Usually, this will be the seed, for example:
python main.py --multirun environment.seed=1,2,3 mpc=value
Finally, you might want to give your experiment a name, so that you can find it more easily than by date and time.
The name will also occur in the output directory.
The default job name is main.
You can change it by specifying the hydra.job.name
parameter, e.g.:
python main.py hydra.job.name=PlaNet
Use the parameter +exploration=state
to use exploration reward based on state prediction uncertainty.
Trained models can be loaded by setting the load
parameter.
Since this parameter is not part of the default hydra config, it needs to be added, e.g.
python main.py +load=/path/to/model.zip
If the load path is empty, i.e., +load=
, the path can be specified interactively in the CLI.
Another non-default parameter is the render
option.
By adding the argument +evaluation.render=1
when running the program, the final evaluation episodes will be rendered.
Note, that this requires a display.
To visualize the replay buffer the visualize.py
script can be used.
Basically, it requires the environment from which the data is generated, the respective seed (if applicable),
and the path to the stored replay buffer:
python visualize.py --env MiniGrid-FourRooms-v0 --env_seed 123 --path /path/to/replay_buffer
Since the replay buffer may include many episodes, the --range
option can be set to only visualize the only render the
given range.
The --interactive
flag is useful, when running the commands multiple times with varying options.
It will ask for the missing parameters.
For example, if the range is not set, the program will ask for the range in the CLI.
All parameters and their descriptions can be shown with the --help
flag.
Note: The current version of this repository contains no automated tests :(
The code is tested using the pytest
framework.
All tests can be found in the tests
module.
To run the tests execute
python -m pytest
which should automatically discover all tests.
Before committing to the master
branch all tests must be passing (green).
This repository strongly builds on the code of dreamer-pytorch published under the MIT license.

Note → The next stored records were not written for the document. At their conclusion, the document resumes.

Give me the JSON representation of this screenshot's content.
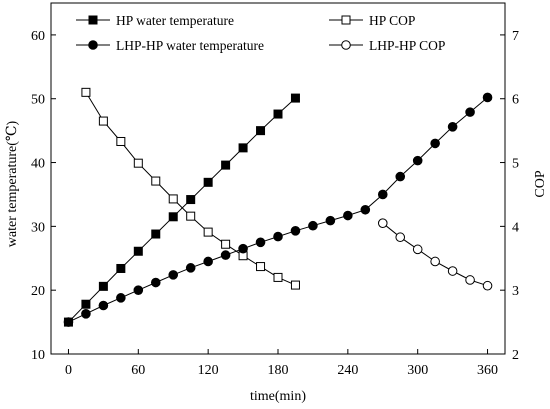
{
  "chart_data": {
    "type": "line",
    "title": "",
    "xlabel": "time(min)",
    "ylabel": "water temperature(℃)",
    "y2label": "COP",
    "xlim": [
      -15,
      375
    ],
    "ylim": [
      10,
      65
    ],
    "y2lim": [
      2,
      7.5
    ],
    "xticks": [
      0,
      60,
      120,
      180,
      240,
      300,
      360
    ],
    "yticks": [
      10,
      20,
      30,
      40,
      50,
      60
    ],
    "y2ticks": [
      2,
      3,
      4,
      5,
      6,
      7
    ],
    "legend_placement": "top",
    "series": [
      {
        "name": "HP water temperature",
        "axis": "left",
        "marker": "filled-square",
        "x": [
          0,
          15,
          30,
          45,
          60,
          75,
          90,
          105,
          120,
          135,
          150,
          165,
          180,
          195
        ],
        "y": [
          15,
          17.8,
          20.6,
          23.4,
          26.1,
          28.8,
          31.5,
          34.2,
          36.9,
          39.6,
          42.3,
          45.0,
          47.6,
          50.1
        ]
      },
      {
        "name": "HP COP",
        "axis": "right",
        "marker": "open-square",
        "x": [
          15,
          30,
          45,
          60,
          75,
          90,
          105,
          120,
          135,
          150,
          165,
          180,
          195
        ],
        "y": [
          6.1,
          5.65,
          5.33,
          4.99,
          4.71,
          4.43,
          4.16,
          3.91,
          3.72,
          3.54,
          3.37,
          3.2,
          3.08
        ]
      },
      {
        "name": "LHP-HP water temperature",
        "axis": "left",
        "marker": "filled-circle",
        "x": [
          0,
          15,
          30,
          45,
          60,
          75,
          90,
          105,
          120,
          135,
          150,
          165,
          180,
          195,
          210,
          225,
          240,
          255,
          270,
          285,
          300,
          315,
          330,
          345,
          360
        ],
        "y": [
          15,
          16.3,
          17.6,
          18.8,
          20.0,
          21.2,
          22.4,
          23.5,
          24.5,
          25.5,
          26.5,
          27.5,
          28.4,
          29.3,
          30.1,
          30.9,
          31.7,
          32.6,
          35.0,
          37.8,
          40.3,
          43.0,
          45.6,
          47.9,
          50.2
        ]
      },
      {
        "name": "LHP-HP COP",
        "axis": "right",
        "marker": "open-circle",
        "x": [
          270,
          285,
          300,
          315,
          330,
          345,
          360
        ],
        "y": [
          4.05,
          3.83,
          3.64,
          3.45,
          3.3,
          3.16,
          3.07
        ]
      }
    ]
  }
}
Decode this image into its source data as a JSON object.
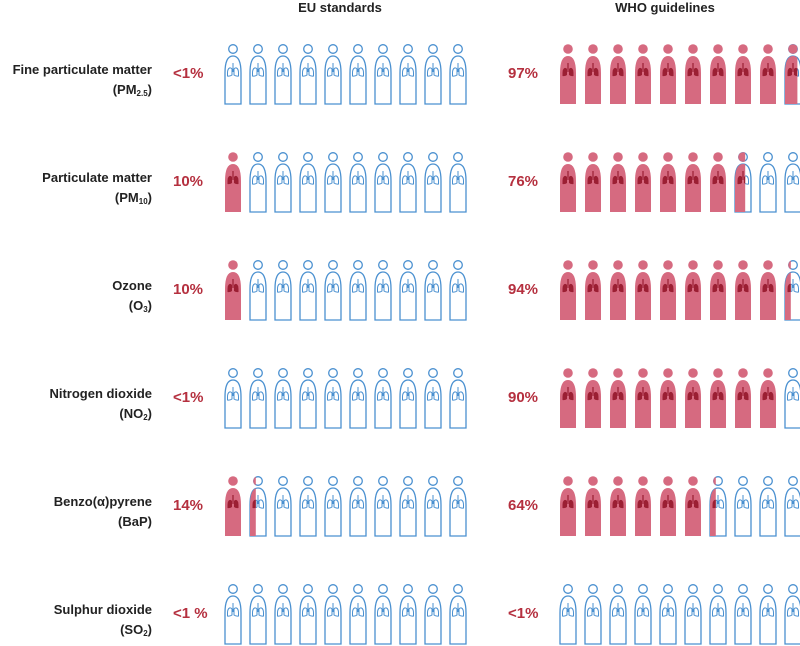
{
  "chart_data": {
    "type": "pictogram",
    "title": "",
    "columns": [
      "EU standards",
      "WHO guidelines"
    ],
    "icons_per_row": 10,
    "rows": [
      {
        "label": "Fine particulate matter",
        "formula_base": "PM",
        "formula_sub": "2.5",
        "eu": {
          "value": 1,
          "label": "<1%"
        },
        "who": {
          "value": 97,
          "label": "97%"
        }
      },
      {
        "label": "Particulate matter",
        "formula_base": "PM",
        "formula_sub": "10",
        "eu": {
          "value": 10,
          "label": "10%"
        },
        "who": {
          "value": 76,
          "label": "76%"
        }
      },
      {
        "label": "Ozone",
        "formula_base": "O",
        "formula_sub": "3",
        "eu": {
          "value": 10,
          "label": "10%"
        },
        "who": {
          "value": 94,
          "label": "94%"
        }
      },
      {
        "label": "Nitrogen dioxide",
        "formula_base": "NO",
        "formula_sub": "2",
        "eu": {
          "value": 1,
          "label": "<1%"
        },
        "who": {
          "value": 90,
          "label": "90%"
        }
      },
      {
        "label": "Benzo(α)pyrene",
        "formula_base": "BaP",
        "formula_sub": "",
        "eu": {
          "value": 14,
          "label": "14%"
        },
        "who": {
          "value": 64,
          "label": "64%"
        }
      },
      {
        "label": "Sulphur dioxide",
        "formula_base": "SO",
        "formula_sub": "2",
        "eu": {
          "value": 1,
          "label": "<1 %"
        },
        "who": {
          "value": 1,
          "label": "<1%"
        }
      }
    ]
  },
  "colors": {
    "exposed_fill": "#d66a80",
    "lung": "#9b1f33",
    "outline": "#4a90d0",
    "percent_text": "#b5303f"
  }
}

Some code is also taken from stable-baselines3 published under the MIT license.
We tried to comment all those parts of the code that have been taken from other sources. Due to refactorings it could be that the original code was split up into further methods, classes, or documents which may not contain the comment with the direct reference.
We tried to ensure that all 3rd party code that was used it published under the MIT license. However, we found it impossible to track back the sources entirely. Thus, we cannot ensure that this project fulfills the MIT license requirements. Nevertheless, we license all our original code, i.e., such code we wrote ourselves and published it in this project for the first time, under the MIT license.
This project implements the PlaNet [1] algorithm, as well as parts of the Dreamer [2] and Plan2Explore [3] algorithms:
- Hafner, D., Lillicrap, T.P., Fischer, I.S., Villegas, R., Ha, D.R., Lee, H., & Davidson, J. (2019). Learning Latent Dynamics for Planning from Pixels. ArXiv, abs/1811.04551.
- Hafner, D., Lillicrap, T.P., Ba, J., & Norouzi, M. (2020). Dream to Control: Learning Behaviors by Latent Imagination. ArXiv, abs/1912.01603.
- Sekar, R., Rybkin, O., Daniilidis, K., Abbeel, P., Hafner, D., & Pathak, D. (2020). Planning to Explore via Self-Supervised World Models. ArXiv, abs/2005.05960.